Hej
Zwierz właśnie powrócił z wiosenno świątecznego wygnania ( zwierz może was poinformować że Nałęczów to miła miejscowość ale zdecydowanie zyskuje kiedy nie pada w niej śnieg) i szykuje się do następnego tym razem naukowego – do Krakowa ( zwierz jest pełen obaw bo nie dość że musi stawić czoła Bibliotece Jagiellońskiej, to jeszcze skazał się na cztery pracowite dni poza granicami swego miasta co choć niektórym może się wydawać rozrywką zwierza zawsze nieco przeraża. Nie żeby zwierz był niesamodzielny ale lubi kiedy wszystko ma na miejscu u siebie, kiedy doskonale wie co gdzie stoi w Bibliotece itp.

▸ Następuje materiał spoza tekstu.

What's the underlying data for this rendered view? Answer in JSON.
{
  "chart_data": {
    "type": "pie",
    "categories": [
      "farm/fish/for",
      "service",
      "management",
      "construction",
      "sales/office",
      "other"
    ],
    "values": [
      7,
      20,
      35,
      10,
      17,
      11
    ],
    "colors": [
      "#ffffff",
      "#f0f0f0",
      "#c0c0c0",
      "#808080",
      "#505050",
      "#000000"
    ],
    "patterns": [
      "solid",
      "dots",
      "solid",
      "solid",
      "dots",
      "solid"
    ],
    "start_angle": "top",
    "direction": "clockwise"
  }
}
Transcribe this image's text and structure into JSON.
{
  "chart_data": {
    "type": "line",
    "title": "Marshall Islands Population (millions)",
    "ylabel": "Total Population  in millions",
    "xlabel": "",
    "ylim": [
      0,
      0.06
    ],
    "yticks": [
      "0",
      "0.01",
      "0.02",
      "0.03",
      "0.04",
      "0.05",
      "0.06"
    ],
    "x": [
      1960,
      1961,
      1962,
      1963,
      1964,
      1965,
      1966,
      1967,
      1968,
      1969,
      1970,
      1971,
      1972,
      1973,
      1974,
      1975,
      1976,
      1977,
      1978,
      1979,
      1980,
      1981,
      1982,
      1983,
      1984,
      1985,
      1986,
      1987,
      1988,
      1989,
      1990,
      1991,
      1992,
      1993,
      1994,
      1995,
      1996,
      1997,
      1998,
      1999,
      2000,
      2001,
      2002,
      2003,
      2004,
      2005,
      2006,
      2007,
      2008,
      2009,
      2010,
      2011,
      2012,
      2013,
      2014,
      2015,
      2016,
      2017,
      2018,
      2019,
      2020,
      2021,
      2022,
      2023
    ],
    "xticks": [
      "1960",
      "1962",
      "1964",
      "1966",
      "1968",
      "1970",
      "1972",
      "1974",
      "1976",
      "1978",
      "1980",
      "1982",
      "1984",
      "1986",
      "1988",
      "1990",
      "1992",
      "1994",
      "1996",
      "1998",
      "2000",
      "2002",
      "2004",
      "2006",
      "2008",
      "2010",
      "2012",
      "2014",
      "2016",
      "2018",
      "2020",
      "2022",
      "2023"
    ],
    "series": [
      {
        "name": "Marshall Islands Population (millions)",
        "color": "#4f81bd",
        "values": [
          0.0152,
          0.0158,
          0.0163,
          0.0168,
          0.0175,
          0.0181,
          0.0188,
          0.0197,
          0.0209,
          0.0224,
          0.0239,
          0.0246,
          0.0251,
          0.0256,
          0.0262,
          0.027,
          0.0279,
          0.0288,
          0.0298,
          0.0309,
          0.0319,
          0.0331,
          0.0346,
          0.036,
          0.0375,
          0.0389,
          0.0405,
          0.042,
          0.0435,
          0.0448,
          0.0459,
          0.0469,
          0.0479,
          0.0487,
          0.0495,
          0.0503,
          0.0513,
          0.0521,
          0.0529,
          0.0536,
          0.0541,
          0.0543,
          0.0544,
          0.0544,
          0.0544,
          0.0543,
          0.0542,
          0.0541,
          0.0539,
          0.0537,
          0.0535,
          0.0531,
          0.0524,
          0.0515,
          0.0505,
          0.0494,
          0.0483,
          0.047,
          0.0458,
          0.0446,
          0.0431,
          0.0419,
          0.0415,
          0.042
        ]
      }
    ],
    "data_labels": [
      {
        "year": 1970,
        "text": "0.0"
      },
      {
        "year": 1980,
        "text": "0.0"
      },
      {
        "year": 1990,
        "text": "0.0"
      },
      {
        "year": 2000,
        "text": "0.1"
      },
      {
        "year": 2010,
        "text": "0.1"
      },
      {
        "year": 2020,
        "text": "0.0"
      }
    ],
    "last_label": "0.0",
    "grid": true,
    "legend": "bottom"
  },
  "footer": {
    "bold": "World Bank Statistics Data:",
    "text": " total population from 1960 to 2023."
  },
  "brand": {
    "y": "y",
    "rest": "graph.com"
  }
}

Nie mniej w wyjazdach zwierz najbardziej nie lubi pakowania, bo nigdy nie sposób wziąć dokładnie tyle rzeczy ile się chce zawsze bierze się albo za mało albo za dużo. Rzecz jasna tyczy się to wszystkich przewożonych przedmiotów w tym tych kulturalnych. Dokładniej wszystkiego tego co ma odciągać uwagę zwierza od faktu, że będzie musiał konfrontować się z rzeczywistością. Zabieranie ze sobą filmów czy seriali stało się łatwiejsze od czasu kiedy zwierz po prostu ulubiony film czy serial posiadany na dysku kopiuje sobie na komputer raczej po to by wiedzieć że go ma niż po to by go oglądać ( no może poza jazdą pociągiem na którą zawsze chętnie zabiera Doktora Who bo jakoś mu tematycznie koreluje). Natomiast prawdziwy zupełnie nie bagatelny problem zaczyna się przy książkach. Książki ważą, a co więcej zabierane stadnie ważą jeszcze więcej. Na swój krótki wyjazd Nałęczowski zwierz zabrał dwie książki obie mądre ciekawe i koszmarnie ciężkie bo wydający je Znak zadbał by ładnie wyglądały na półkach i wydał je wyłącznie w twardej oprawie. Zwierz miał więc dość nie tęgą minę kiedy okazało się, że ma do wyboru albo iść na spacer bez książki ( brr.) albo spacerować po wąwozach obarczony dość jednak odczuwalnym ciężarem. Zwłaszcza, że nad głową zwierza radośnie szczerzyli kły w wyniosłym uśmiechu brat i matka zwierza posiadający przy sobie leciutkie biblioteki na swoich ślicznych ebookach. W takich sytuacjach jak ta zwierz zawsze zastanawia się, dlaczego tyle w ludzkości niechęci i nienawiści do tego cudownego wynalazku.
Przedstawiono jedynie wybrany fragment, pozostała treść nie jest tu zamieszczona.